London also said that it’s imperative for his offense to put points on the board to offset UNC’s lethal offensive attack. Virginia has held UNC to 27 points or less in all but four games since 1979, but the Cavaliers have never encountered a Tar Heel offense quite like Larry Fedora’s spread look.
UNC is averaging 448.7 yards per game (15th nationally), which is nearly 47 yards more per game that the school’s single-season record of 441.8 set in 1983. The Tar Heels rank 10th nationally in scoring offense (40.5) and are one of only nine FBS programs averaging 250 passing and 200 rushing yards per game.
Sophomore running Gio Bernard, a frontrunner for ACC Player of the Year honors and a fringe Heisman candidate, headlines Fedora’s offensive attack, ranking top-10 nationally in four statistical categories – scoring (2nd), all-purpose yards (3rd), punt return average (4th) and rushing (8th).
“Carolina has shown that they are very explosive offensive and put so many points up on the board,” London said. “They are a quick strike offense with a veteran quarterback in Renner and have outstanding height in their wide receivers. And obviously the guy who makes it all go for them is Bernard, who is the No. 1 in the nation in punt returns, rushing yards, total yards. So he's got the whole package.
So, we have our work cut out for us because there are so many weapons that they have.”

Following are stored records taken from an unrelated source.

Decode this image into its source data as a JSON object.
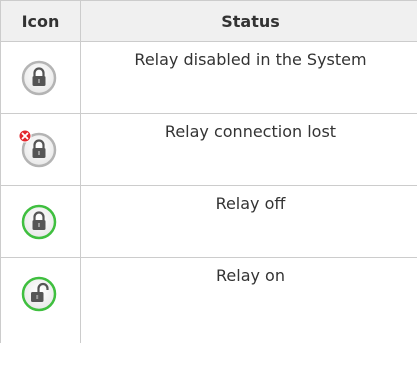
{
  "table": {
    "headers": {
      "icon": "Icon",
      "status": "Status"
    },
    "rows": [
      {
        "icon": "lock-closed-gray-icon",
        "status": "Relay disabled in the System"
      },
      {
        "icon": "lock-closed-error-icon",
        "status": "Relay connection lost"
      },
      {
        "icon": "lock-closed-green-icon",
        "status": "Relay off"
      },
      {
        "icon": "lock-open-green-icon",
        "status": "Relay on"
      }
    ]
  },
  "colors": {
    "header_background": "#f0f0f0",
    "border": "#cccccc",
    "text": "#333333",
    "ring_gray": "#b4b4b4",
    "ring_green": "#3fbf3f",
    "error_badge": "#e2252b",
    "lock_body": "#555555"
  }
}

Touchdowns will be at a premium for the Tar Heels, as the school announced on Tuesday that Lou Groza Award candidate Casey Barth is out for the season after suffering an undisclosed injury on a kickoff return last weekend.
North Carolina’s offense stalled early in its only other primetime game this season – a 33-30 loss at Duke – so a strong start has been a focus this week to counter what expects to be a lively Scott Stadium crowd.
“We’ve got to play well early,” said UNC quarterback Bryn Renner, who has completed 219 of his 347 passes for 2,736 yards, 20 touchdowns and seven interceptions. “We’re going to be on the road and they’re going to be excited. They’re at home. One thing about college football is that it is about momentum. If we control that early and get some big plays, and get some stops on defense and make some big plays in special teams, then we’ll be okay.”
A win on Thursday would represent North Carolina’s second straight over the Cavaliers at Scott Stadium after losing 14 straight in Charlottesville.